Per converso, l’esecuzione della Sinfonia n. 35 “Haffner” di Mozart è stata davvero travolgente. Dalla verve, spigliata e irresistibile, dell’Orchestra della Toscana, al suo perfetto controllo sulla partitura, all’interpretazione del M° Rustioni, la Haffner ha rappresentato il vertice del concerto. Interessanti alcune scelte del Maestro, che possono aver fatto storcere il naso a qualche purista ma che sono pienamente legittimate dal testo mozartiano: i bassi molto ben marcati, l’articolazione del fraseggio e le meravigliose esplosioni – quasi sturmeriane – dell’orchestra consegnano allo spettatore nel modo più autentico quel vorticoso caleidoscopio che è la Haffner. Non è solo la magnificente celebrazione di una famiglia, gli Haffner appunto, nel momento dei loro festeggiamenti per l’ottenimento di un titolo nobiliare, è anche e soprattutto un prodotto progettato da Mozart fin nei minimi dettagli (e in tempo record) per essere a tutti gli effetti un capolavoro del genere sinfonico; non a caso la tonalità d’impianto è quella di re maggiore, quella che solitamente in Mozart significa energia, vivacità, insomma la più sfavillante voce del suo spirito brillante. Questo è quello che è presente, inudibile, sulla carta ed è precisamente quello che il M° Rustioni ha fatto emergere, in particolare nel primo movimento, così ricco di entrate caratteristiche dei vari strumenti e dialoghi tra i vari gruppi.

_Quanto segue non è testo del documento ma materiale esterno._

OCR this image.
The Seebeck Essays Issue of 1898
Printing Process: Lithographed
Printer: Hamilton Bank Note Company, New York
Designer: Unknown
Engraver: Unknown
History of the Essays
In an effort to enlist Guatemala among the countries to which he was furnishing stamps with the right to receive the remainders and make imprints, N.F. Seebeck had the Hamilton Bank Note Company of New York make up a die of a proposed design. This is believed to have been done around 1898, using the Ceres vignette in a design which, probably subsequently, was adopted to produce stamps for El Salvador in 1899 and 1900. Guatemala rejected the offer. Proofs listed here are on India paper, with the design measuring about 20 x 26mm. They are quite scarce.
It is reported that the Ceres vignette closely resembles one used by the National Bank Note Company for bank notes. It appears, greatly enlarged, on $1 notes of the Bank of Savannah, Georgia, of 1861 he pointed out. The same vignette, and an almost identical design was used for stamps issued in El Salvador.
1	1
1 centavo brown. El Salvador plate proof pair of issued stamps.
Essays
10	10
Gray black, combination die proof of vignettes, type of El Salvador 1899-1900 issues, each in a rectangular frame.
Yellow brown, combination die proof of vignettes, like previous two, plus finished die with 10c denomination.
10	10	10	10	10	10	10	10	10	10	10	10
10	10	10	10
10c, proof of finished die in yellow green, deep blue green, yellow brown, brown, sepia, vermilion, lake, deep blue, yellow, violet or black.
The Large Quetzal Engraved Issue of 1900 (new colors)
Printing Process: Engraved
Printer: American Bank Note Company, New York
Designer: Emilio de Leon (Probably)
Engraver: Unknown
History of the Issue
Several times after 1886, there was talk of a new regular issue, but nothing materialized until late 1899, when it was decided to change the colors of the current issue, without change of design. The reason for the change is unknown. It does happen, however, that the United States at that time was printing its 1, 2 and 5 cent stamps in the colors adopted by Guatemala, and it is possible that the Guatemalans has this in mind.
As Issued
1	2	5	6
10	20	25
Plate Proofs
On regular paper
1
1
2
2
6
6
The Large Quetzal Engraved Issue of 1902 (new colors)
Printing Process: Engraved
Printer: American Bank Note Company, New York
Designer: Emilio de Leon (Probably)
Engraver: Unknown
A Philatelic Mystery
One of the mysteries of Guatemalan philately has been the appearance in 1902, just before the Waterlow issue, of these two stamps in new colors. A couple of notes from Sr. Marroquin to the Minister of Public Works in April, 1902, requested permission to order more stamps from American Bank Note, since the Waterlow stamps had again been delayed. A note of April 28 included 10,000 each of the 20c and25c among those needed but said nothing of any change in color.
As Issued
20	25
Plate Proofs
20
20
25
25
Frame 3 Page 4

Molto apprezzata la scelta di eseguire il Presto conclusivo a una velocità piuttosto elevata, esaudendo una ben nota preghiera che Mozart mosse ai primi esecutori di questa Sinfonia: non potendo essere presente alla “prima”, l’autore scrisse una lettera all’orchestra e si raccomandò in modo particolare che quest’ultimo movimento venisse eseguito il più velocemente possibile. Se proprio dovessi cercare delle imperfezioni, direi che i contrasti tra le varie intensità (di nuovo i piani e i forti!) dovrebbero essere ancor più accentuati e che i timpani dovrebbero essere molto più presenti, in particolar modo in situazioni come nelle battute 21 e 23 del Presto, quando il timpanista trova il trillo sul sol grave: un accento più marcato all’inizio seguito da un trillo strettissimo con un bel crescendo esprime ancor di più lo slancio che caratterizza questa splendida Sinfonia, tuttavia questi sono gli unici appunti che l’onestà mi impone, così come mi impone di ricordare ancora una volta quale alto livello di arte musicale si sia raggiunto nella sala grande del Teatro Verdi durante l’esecuzione e soprattutto quanta soddisfazione e ammirazione ha dimostrato il pubblico al termine del concerto, tanto che il M° Rustioni – visibilmente e giustamente soddisfatto – ha regalato al suo pubblico un bis del meraviglioso finale della Sinfonia Haffner.